Having resolved to take Charlie with us, our next question was where we could find wolves. We were fairly sure we knew of a good winter location—the Mackenzie River Delta close to Inuvik in the Northwest Territories, not far from Canada’s northern coast. An Inuk friend had told us he had located and watched a group of wolves there during several winters.
Choosing the summer location was more difficult. Considering our many years of Arctic experience, one of the Arctic i
slands with unlimited visibility across the treeless tundra at first seemed logical. But our thoughts soon moved south to the tundra and mountains of the Canadian Yukon Territory, which we had also explored many times.
The northern Yukon is an immense, mostly uninhabited space, one of the world’s last great wildernesses. Vast expanses of flat and rolling tundra silently sweep the spaces between mountain ranges. Here and there, stunted, twisted stands of black spruce struggle to penetrate the permafrost—a continuous layer of frozen earth a few feet to two thousand feet thick—as the roots seek nutrients from the frozen soil. Wildlife abounds and the sun shines twenty-four hours a day in summer. The barren, rocky summits cast long shadows across the land.
As summer slips into winter, the tundra foliage turns a dazzling red, orange, and yellow. Radiant displays of northern lights, or aurora borealis, grace the dark winter heavens. As snow begins to fall, the tundra’s tiny plants, some of which grow only a few inches in a hundred years, become dormant. The land’s many moods, its challenges, and most of all its peace, continue to attract us.
Although the difficult terrain could make our already daunting task even more of a struggle, the Yukon might be the perfect place, especially if we found a relatively inaccessible area where hunters rarely visited. Wolves might be less cautious around us if they had not already been habituated to humans.

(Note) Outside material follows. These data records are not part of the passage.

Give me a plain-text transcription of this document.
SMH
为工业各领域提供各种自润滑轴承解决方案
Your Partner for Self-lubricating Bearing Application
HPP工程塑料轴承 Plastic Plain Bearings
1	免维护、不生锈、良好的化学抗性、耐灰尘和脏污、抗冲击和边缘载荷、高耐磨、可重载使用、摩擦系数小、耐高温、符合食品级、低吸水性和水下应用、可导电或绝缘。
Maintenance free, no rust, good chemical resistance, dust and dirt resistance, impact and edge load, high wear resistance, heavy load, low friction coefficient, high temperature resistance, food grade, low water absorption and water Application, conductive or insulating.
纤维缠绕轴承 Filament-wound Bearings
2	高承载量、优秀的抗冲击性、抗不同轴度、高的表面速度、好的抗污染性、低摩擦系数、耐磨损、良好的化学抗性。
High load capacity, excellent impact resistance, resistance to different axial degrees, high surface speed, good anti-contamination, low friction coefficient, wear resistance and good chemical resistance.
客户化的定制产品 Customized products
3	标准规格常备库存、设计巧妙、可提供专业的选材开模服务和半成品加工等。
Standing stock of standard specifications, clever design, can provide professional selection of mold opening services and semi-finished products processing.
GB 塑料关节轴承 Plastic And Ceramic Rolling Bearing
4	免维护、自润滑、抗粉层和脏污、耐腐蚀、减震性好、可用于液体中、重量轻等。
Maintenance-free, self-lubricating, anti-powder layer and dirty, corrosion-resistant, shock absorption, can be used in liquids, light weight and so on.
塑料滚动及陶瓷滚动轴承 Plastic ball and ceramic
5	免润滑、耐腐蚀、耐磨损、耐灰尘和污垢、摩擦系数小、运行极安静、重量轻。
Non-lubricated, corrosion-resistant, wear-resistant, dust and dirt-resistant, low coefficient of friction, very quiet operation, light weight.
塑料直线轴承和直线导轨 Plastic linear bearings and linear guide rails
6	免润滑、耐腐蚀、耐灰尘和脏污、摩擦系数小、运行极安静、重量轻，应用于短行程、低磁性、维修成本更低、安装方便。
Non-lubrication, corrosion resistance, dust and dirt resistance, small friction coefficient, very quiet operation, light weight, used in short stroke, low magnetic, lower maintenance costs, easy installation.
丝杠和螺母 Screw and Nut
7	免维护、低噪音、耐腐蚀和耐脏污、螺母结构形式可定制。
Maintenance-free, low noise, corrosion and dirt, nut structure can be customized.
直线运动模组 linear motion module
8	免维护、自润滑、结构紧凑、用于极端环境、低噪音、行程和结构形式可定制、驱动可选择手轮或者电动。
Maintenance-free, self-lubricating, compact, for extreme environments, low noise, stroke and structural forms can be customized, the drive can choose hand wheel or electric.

We flew home from Resolute Bay having decided to make a reconnaissance trek with Charlie to the Yukon’s Richardson Mountains. If we found wolves and if Charlie could communicate with them successfully, as he had in the Arctic, we would have an indication that the plan might work, and we would begin preparing for an expedition the following summer. We realized there was a serious possibility that they might not accept Charlie or, worse, might attempt to kill him. But we reasoned that if he remained on his leash at all times he would be safe. He would always be close to Bill and me, and we would have complete control over how closely he could approach wolves. (We were never concerned that the wolves might attack us. Normally, wolves prefer to keep their distance from humans—and as we would learn later, with good reason.)